無論為臣還是為子,他都不能眼睜睜看著父皇出事。
德海還想說什么,只聽得宣德帝虛弱的聲音緩緩響起,“小五。”
宋言汐忙轉頭,低聲道:“陛下莫動,銀針還未取出。”
宣德帝低低應了一聲,看向她的眼神說不出的溫和。
他道:“丫頭,是你救了朕。”
宋言汐正想說并非她一人之功,就聽墨錦川道:“汐兒不日便要嫁給兒臣,作為您的準兒媳,這是她分內之事。”

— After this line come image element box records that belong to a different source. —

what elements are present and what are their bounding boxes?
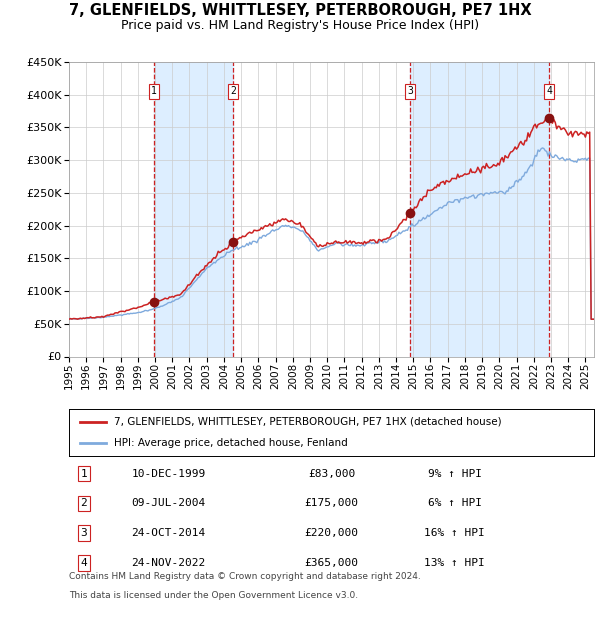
Text: £220,000: £220,000 <box>305 528 359 538</box>
Text: 3: 3 <box>80 528 87 538</box>
Text: 09-JUL-2004: 09-JUL-2004 <box>131 498 206 508</box>
Text: £175,000: £175,000 <box>305 498 359 508</box>
Text: 4: 4 <box>80 558 87 568</box>
Text: 7, GLENFIELDS, WHITTLESEY, PETERBOROUGH, PE7 1HX: 7, GLENFIELDS, WHITTLESEY, PETERBOROUGH,… <box>68 3 532 18</box>
Text: 16% ↑ HPI: 16% ↑ HPI <box>425 528 485 538</box>
Text: 1: 1 <box>151 86 157 97</box>
Text: 10-DEC-1999: 10-DEC-1999 <box>131 469 206 479</box>
Text: 6% ↑ HPI: 6% ↑ HPI <box>428 498 482 508</box>
Text: 2: 2 <box>230 86 236 97</box>
Text: 13% ↑ HPI: 13% ↑ HPI <box>425 558 485 568</box>
Text: Contains HM Land Registry data © Crown copyright and database right 2024.: Contains HM Land Registry data © Crown c… <box>69 572 421 581</box>
Text: Price paid vs. HM Land Registry's House Price Index (HPI): Price paid vs. HM Land Registry's House … <box>121 19 479 32</box>
Text: This data is licensed under the Open Government Licence v3.0.: This data is licensed under the Open Gov… <box>69 591 358 600</box>
Text: 24-OCT-2014: 24-OCT-2014 <box>131 528 206 538</box>
Text: 24-NOV-2022: 24-NOV-2022 <box>131 558 206 568</box>
Bar <box>154 62 233 356</box>
Text: 4: 4 <box>547 86 552 97</box>
Bar <box>410 62 549 356</box>
Text: 1: 1 <box>80 469 87 479</box>
Text: HPI: Average price, detached house, Fenland: HPI: Average price, detached house, Fenl… <box>113 438 347 448</box>
Text: 2: 2 <box>80 498 87 508</box>
Text: 9% ↑ HPI: 9% ↑ HPI <box>428 469 482 479</box>
Text: 7, GLENFIELDS, WHITTLESEY, PETERBOROUGH, PE7 1HX (detached house): 7, GLENFIELDS, WHITTLESEY, PETERBOROUGH,… <box>113 417 501 427</box>
Text: 3: 3 <box>407 86 413 97</box>
Text: £365,000: £365,000 <box>305 558 359 568</box>
Text: £83,000: £83,000 <box>308 469 355 479</box>
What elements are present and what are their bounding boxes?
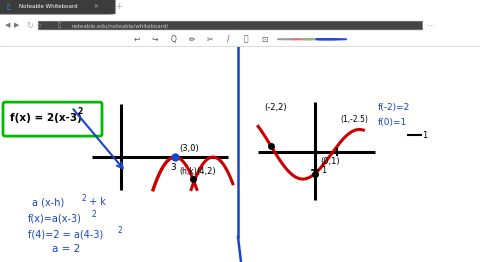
Text: f(0)=1: f(0)=1 xyxy=(378,118,407,127)
Text: ◀: ◀ xyxy=(5,23,10,29)
Text: 2: 2 xyxy=(118,226,123,234)
FancyBboxPatch shape xyxy=(3,102,102,136)
Text: f(-2)=2: f(-2)=2 xyxy=(378,103,410,112)
Text: ✕: ✕ xyxy=(94,4,98,9)
Text: ↻: ↻ xyxy=(26,21,34,30)
Text: ─: ─ xyxy=(451,4,456,10)
Text: +: + xyxy=(115,2,122,11)
Text: 1: 1 xyxy=(321,166,326,174)
Text: (3,0): (3,0) xyxy=(179,144,199,153)
Text: (h,k): (h,k) xyxy=(179,167,197,176)
Text: ⬛: ⬛ xyxy=(7,4,11,10)
FancyBboxPatch shape xyxy=(0,0,115,14)
Circle shape xyxy=(304,39,325,40)
Text: Q: Q xyxy=(170,35,176,44)
Text: /: / xyxy=(227,35,229,44)
Text: 3: 3 xyxy=(170,163,176,172)
Text: ▶: ▶ xyxy=(14,23,20,29)
Circle shape xyxy=(316,39,347,40)
Text: (4,2): (4,2) xyxy=(196,167,216,176)
Text: ✏: ✏ xyxy=(188,35,195,44)
Text: (1,-2.5): (1,-2.5) xyxy=(340,115,368,124)
Text: (0,1): (0,1) xyxy=(320,157,340,166)
Text: 2: 2 xyxy=(82,194,87,203)
Text: + k: + k xyxy=(86,197,106,207)
Text: ⬜: ⬜ xyxy=(244,35,249,44)
Text: 🔒: 🔒 xyxy=(58,23,61,28)
Text: f(4)=2 = a(4-3): f(4)=2 = a(4-3) xyxy=(28,229,103,239)
Text: 1: 1 xyxy=(422,130,427,140)
Circle shape xyxy=(277,39,299,40)
Text: f(x) = 2(x-3): f(x) = 2(x-3) xyxy=(10,113,82,123)
Text: ⊡: ⊡ xyxy=(261,35,268,44)
Circle shape xyxy=(316,39,337,40)
Text: noteable.edu/noteable/whiteboard/: noteable.edu/noteable/whiteboard/ xyxy=(72,23,169,28)
Text: ⋯: ⋯ xyxy=(427,21,435,30)
Text: ✕: ✕ xyxy=(463,4,469,10)
Text: Noteable Whiteboard: Noteable Whiteboard xyxy=(19,4,78,9)
Text: ─: ─ xyxy=(437,4,441,10)
Text: ↪: ↪ xyxy=(152,35,158,44)
Text: 2: 2 xyxy=(77,107,82,116)
Circle shape xyxy=(292,39,313,40)
Text: f(x)=a(x-3): f(x)=a(x-3) xyxy=(28,213,82,223)
Text: (-2,2): (-2,2) xyxy=(264,103,287,112)
FancyBboxPatch shape xyxy=(38,21,422,30)
Text: 2: 2 xyxy=(92,210,97,219)
Text: ☆: ☆ xyxy=(36,23,42,29)
Text: ✂: ✂ xyxy=(206,35,213,44)
Text: a = 2: a = 2 xyxy=(52,244,80,254)
Text: □: □ xyxy=(449,4,456,10)
Text: a (x-h): a (x-h) xyxy=(32,197,64,207)
Text: ─: ─ xyxy=(466,4,470,10)
Text: ↩: ↩ xyxy=(133,35,140,44)
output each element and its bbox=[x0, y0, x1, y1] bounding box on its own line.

一番話不僅幫宋言汐認了這份功勞,更無形之中拉近了二人之間的關系。
他的這點小心思,宣德帝如何會不懂?
臭小子,同他在這耍心眼呢。
只是他剛剛醒來,身體還很虛弱,就不同他計較了。
宣德帝動了動手指,確定自己并未中風,這才看向宋言汐問:“丫頭,朕如今的身體,究竟是好是壞?”
不等她開口,他補充道:“朕要聽實話。”
宋言汐斟酌著,開口道:“陛下的身體,很不好。”
德海身體抖了抖,趕忙跪下來。
這些個小祖宗,說起話來當真是一個比一個不要命。
那可是陛下,堂堂一國之君,豈是家中尋常的長輩?
換做其他什么人,單是這一句話,都夠拉下去砍八十個來回了。
宣德帝余光瞥了德海一眼,低罵道:“瞧你那出息,丟人。”
他看向宋言汐,沉聲道:“說吧,是怎么個不好法。”
怕她不敢說,他又道:“放心,朕恕你無罪。”
不過說了兩句話,他便覺得渾身疲憊,好似一口氣提不上來一般。
難不成,他是真的老了?
回想起夢中淑妃滿眼血淚,要找他索命的場景,宣德帝緩緩閉上眼。
從他的臉上,宋言汐竟看到了遲暮之人才有的疲態。
可陛下才剛要到知天命的年紀……
壓下心頭的不安,宋言汐看了眼墨錦川,詢問他的意見。
因為她接下來的話,注定不會好聽。
可他若想讓她騙一騙宣德帝,她也愿意配合。
四目相對,墨錦川下巴輕點。
他是在宣德帝膝下養大的。
正如當爹的了解兒子,他也了解宣德帝。
對于他而言,寧愿清楚明白的活三日,也不愿意稀里糊涂的活三年。
就連德海,也抬起頭來,眼神復雜的看著宋言汐。
他希望從她的口中,得到宣德帝身體無恙的話,卻也不希望,堂堂一代帝王淪落到遭人欺瞞的地步。
宋言汐的欺瞞,在宣德帝看來無疑是給了他答案。
可他還是不死心。
他可是堂堂大安的君主,真龍之軀,又怎會被小小的病痛打倒?
偌大的太醫院,總不能都是吃干飯的。
如此想著,宣德帝沉聲道:“丫頭,你盡管說,朕恕你無罪。”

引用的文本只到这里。